Today there are 120 countries in which most of the population is Christian. There are fifty-seven member states of the Organisation of the Islamic Conference. There is only one Jewish state, a tiny country, one-quarter of one per cent of the landmass of the Arab world.

Israel has done extraordinary things. It has absorbed immigrants from 103 countries, speaking 82 languages. It has turned a desolate landscape into a place of forests and fields. It has developed cutting-edge agricultural and medical techniques and created one of the world’s most advanced high-tech economies. It has produced great poets and novelists, dancers, artists and sculptors, symphony orchestras, universities and research institutes. It has presided over the rebirth of the great Talmudic academies destroyed in Eastern Europe during the Holocaust.
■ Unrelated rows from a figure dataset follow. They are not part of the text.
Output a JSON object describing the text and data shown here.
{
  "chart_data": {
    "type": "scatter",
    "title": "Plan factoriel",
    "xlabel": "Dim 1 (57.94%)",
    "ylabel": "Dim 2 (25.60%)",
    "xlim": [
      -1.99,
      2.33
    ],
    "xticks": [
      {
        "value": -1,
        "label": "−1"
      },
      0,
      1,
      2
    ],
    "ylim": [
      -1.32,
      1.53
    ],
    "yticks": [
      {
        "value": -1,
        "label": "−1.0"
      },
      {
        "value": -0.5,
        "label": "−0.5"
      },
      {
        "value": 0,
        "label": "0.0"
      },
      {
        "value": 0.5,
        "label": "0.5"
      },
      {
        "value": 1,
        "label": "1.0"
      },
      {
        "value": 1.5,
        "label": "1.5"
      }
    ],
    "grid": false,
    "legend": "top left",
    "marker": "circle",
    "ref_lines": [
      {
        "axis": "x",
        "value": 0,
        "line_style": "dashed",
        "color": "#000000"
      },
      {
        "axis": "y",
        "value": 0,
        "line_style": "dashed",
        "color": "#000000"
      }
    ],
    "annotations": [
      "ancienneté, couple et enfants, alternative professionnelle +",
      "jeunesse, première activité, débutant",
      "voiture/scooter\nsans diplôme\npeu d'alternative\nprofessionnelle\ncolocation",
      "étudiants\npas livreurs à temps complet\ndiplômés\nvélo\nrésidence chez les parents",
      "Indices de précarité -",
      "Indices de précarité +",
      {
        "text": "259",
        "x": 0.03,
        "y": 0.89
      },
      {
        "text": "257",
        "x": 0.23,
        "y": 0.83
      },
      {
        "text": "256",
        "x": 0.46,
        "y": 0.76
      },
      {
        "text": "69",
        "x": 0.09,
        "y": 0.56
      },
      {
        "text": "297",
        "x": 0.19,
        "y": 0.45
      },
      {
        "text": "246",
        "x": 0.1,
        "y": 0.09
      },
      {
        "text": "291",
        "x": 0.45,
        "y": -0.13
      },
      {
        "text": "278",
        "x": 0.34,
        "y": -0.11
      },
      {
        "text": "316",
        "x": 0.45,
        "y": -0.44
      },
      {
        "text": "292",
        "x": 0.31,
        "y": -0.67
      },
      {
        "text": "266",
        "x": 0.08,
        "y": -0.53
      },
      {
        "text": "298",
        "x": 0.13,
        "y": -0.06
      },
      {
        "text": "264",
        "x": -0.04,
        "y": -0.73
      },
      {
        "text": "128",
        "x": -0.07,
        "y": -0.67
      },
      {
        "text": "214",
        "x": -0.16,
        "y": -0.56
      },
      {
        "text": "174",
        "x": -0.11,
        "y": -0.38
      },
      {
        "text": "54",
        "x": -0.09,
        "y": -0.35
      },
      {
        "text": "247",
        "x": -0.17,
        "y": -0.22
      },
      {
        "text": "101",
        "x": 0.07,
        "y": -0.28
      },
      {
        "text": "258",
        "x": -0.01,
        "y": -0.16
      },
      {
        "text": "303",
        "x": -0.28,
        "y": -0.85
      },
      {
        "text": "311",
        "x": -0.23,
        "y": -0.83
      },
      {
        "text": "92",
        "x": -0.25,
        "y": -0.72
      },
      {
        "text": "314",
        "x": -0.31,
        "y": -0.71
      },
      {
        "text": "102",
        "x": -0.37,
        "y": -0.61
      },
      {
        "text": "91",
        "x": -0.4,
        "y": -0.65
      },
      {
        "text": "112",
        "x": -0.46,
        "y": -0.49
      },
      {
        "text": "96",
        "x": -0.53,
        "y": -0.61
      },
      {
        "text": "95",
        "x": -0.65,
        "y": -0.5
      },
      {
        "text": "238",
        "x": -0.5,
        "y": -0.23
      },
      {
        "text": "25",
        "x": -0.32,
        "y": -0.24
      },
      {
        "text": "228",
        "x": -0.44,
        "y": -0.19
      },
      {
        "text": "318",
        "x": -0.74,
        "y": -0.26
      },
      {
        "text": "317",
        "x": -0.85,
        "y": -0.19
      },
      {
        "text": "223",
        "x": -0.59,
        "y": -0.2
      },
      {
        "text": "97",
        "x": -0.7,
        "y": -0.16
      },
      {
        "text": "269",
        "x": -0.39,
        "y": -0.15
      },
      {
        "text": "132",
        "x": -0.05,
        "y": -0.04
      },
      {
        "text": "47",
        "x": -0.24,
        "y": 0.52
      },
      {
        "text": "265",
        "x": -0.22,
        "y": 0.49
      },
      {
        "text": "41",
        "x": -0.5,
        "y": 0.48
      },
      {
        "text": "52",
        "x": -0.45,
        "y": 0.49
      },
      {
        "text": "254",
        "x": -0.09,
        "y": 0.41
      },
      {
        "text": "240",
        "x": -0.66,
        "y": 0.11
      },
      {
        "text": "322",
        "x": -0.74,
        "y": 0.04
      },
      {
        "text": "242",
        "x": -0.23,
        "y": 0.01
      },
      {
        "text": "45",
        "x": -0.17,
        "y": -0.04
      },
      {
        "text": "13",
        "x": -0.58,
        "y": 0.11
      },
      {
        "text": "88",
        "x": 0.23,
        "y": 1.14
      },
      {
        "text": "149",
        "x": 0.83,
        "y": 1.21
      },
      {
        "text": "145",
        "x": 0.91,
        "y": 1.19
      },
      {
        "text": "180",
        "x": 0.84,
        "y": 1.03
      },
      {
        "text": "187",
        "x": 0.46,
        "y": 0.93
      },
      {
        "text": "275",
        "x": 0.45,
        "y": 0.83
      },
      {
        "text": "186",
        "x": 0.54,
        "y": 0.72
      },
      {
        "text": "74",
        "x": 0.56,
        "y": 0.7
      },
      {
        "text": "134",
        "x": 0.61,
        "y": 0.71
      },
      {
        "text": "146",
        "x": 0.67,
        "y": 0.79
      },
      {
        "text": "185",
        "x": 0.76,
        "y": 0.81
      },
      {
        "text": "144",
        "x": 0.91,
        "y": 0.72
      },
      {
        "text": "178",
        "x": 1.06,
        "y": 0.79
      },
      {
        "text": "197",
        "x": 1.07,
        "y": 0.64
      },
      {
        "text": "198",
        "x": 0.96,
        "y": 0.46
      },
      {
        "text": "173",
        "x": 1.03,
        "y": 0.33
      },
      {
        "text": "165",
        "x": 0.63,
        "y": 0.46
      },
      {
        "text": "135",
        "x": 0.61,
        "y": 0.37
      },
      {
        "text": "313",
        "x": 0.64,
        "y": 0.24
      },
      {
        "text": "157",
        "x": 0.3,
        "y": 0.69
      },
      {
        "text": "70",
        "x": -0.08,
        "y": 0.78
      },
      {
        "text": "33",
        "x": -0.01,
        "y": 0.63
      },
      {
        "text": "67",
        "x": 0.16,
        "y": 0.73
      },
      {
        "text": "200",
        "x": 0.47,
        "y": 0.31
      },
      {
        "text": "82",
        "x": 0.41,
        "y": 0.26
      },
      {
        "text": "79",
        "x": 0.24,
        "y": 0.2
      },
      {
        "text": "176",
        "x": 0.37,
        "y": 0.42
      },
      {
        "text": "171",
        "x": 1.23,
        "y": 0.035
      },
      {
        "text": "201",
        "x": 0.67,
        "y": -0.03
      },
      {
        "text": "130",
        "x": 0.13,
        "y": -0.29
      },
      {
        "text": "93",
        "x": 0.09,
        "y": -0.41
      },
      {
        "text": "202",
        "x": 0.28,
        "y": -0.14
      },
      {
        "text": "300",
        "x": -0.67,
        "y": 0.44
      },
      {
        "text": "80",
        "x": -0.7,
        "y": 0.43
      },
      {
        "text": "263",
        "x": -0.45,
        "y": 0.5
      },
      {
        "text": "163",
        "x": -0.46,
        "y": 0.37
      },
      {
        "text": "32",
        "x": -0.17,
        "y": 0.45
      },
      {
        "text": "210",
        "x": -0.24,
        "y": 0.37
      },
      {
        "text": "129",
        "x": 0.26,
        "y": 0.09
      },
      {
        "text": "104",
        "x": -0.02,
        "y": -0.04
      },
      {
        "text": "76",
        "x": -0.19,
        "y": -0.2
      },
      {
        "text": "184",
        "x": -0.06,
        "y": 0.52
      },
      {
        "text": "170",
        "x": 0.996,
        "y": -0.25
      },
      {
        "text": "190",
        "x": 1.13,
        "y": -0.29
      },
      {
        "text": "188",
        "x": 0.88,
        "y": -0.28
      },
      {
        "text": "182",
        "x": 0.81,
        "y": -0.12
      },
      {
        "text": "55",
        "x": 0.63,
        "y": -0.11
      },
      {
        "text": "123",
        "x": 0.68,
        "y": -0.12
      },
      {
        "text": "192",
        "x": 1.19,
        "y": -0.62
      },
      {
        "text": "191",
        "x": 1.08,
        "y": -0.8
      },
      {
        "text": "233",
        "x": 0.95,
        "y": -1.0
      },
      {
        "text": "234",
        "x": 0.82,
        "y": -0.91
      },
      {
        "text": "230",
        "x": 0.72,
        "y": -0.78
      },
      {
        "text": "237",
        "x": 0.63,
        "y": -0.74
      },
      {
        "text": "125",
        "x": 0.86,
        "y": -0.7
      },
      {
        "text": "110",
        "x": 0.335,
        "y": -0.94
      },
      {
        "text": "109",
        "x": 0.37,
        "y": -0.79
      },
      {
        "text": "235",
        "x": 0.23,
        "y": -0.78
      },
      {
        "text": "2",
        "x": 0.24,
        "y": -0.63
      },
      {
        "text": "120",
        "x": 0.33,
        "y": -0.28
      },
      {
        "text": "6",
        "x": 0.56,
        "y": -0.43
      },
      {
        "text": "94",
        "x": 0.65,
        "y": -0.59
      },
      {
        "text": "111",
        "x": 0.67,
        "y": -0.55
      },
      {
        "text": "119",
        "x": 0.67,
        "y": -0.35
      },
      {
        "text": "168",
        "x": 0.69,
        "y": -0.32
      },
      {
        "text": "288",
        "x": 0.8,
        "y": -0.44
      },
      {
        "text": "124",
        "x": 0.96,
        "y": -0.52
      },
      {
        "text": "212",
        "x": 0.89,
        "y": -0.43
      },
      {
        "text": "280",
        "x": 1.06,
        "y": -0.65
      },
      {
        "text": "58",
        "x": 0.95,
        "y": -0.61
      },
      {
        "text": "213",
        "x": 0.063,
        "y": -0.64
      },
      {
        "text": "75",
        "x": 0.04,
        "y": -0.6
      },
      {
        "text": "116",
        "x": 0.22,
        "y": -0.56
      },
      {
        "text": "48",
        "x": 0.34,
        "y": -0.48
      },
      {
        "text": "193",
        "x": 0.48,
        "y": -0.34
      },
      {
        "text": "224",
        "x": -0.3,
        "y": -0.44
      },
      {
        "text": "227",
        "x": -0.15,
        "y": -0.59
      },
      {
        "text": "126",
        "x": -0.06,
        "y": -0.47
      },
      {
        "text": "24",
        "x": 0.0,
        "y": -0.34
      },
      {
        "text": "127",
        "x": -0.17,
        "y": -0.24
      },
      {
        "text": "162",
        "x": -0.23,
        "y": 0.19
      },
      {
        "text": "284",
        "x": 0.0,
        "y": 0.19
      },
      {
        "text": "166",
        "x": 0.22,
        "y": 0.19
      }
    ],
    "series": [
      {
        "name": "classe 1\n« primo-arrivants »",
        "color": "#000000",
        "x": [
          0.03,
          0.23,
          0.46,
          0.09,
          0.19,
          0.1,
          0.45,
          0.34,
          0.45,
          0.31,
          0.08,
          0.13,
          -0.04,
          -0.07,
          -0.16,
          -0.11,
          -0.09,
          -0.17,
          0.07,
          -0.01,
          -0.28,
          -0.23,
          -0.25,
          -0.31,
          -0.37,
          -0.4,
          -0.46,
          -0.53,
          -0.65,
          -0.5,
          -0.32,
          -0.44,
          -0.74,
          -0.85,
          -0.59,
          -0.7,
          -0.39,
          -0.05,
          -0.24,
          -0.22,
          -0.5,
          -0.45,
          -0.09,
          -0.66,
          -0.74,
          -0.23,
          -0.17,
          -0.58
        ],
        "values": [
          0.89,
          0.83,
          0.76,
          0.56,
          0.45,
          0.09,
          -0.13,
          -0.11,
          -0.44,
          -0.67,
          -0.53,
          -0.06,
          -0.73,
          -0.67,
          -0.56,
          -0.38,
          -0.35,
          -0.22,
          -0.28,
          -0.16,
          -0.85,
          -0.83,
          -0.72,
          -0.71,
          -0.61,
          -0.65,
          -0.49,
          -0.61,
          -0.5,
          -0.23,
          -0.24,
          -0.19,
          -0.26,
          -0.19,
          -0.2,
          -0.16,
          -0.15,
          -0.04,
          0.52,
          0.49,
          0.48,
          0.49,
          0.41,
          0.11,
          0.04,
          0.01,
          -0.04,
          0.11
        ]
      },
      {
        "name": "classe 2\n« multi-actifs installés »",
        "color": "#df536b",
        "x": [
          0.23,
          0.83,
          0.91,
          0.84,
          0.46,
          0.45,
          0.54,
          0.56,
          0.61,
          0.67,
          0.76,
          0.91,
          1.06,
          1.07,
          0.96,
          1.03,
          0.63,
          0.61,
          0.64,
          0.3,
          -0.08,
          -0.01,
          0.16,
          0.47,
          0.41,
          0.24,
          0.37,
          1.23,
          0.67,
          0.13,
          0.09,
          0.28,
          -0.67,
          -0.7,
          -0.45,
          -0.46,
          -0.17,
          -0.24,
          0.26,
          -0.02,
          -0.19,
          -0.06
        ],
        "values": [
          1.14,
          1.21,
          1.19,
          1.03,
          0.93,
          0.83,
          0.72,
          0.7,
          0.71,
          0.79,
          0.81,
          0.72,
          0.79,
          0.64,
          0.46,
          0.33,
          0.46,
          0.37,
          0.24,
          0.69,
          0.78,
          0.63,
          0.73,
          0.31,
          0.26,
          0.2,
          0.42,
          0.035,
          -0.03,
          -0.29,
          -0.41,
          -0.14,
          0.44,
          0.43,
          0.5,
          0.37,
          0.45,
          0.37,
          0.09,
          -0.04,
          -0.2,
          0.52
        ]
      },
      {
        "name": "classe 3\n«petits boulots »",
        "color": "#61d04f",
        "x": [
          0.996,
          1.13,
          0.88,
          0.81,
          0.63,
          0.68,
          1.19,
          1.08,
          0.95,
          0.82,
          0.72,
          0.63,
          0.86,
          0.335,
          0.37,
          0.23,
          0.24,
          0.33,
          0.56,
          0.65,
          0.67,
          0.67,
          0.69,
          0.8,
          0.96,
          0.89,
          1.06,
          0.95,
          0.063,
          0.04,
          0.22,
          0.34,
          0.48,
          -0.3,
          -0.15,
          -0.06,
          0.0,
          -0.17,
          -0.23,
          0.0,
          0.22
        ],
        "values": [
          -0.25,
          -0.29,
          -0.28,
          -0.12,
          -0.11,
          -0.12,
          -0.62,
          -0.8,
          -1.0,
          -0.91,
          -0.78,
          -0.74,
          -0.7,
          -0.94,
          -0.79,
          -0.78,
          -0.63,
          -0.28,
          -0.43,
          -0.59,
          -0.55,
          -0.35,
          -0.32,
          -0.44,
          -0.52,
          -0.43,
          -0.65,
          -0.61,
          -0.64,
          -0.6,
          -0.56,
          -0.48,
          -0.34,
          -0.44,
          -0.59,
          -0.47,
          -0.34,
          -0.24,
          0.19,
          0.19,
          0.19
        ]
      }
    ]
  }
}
Wherever in the world there is a humanitarian disaster, Israel, if permitted, is one of the first to send aid, the most recent: it was the first country to offer and implement aid to Ukraine’s civilians, and recently during the Syrian civil war, set up field hospitals to treat Arabs fleeing the violence. It has shared its technologies with other developing countries. Under immense strain, it has sustained democracy, a free press and an independent judiciary.

We need also insist on the principle of reciprocal altruism, otherwise known as Tit-for-Tat. This says: “As you behave to others, so will others behave to you. If you seek respect, you must give respect. If you ask for tolerance, you must demonstrate tolerance. If you wish not to be offended, then you must make sure you do not offend.” 



As John Locke said, “It is unreasonable that any should have a free liberty of their religion who do not acknowledge it as a principle of theirs that nobody ought to persecute or molest another because he dissents from him in religion. This principle alone, properly applied, would have banned at the outset the preachers-of-hate who radicalised so many impressionable minds in the West, turning them into murderers in God’s name.”

Israel has taken a barren land and made it bloom again. It has taken an ancient language, the Hebrew of the Bible, and made it speak again. It has taken the West’s oldest faith and made it young again. It has taken a shattered nation and made it live again."

Leaving aside international sympathy considerations, Israel and Jews above all don’t need another 6-million victims.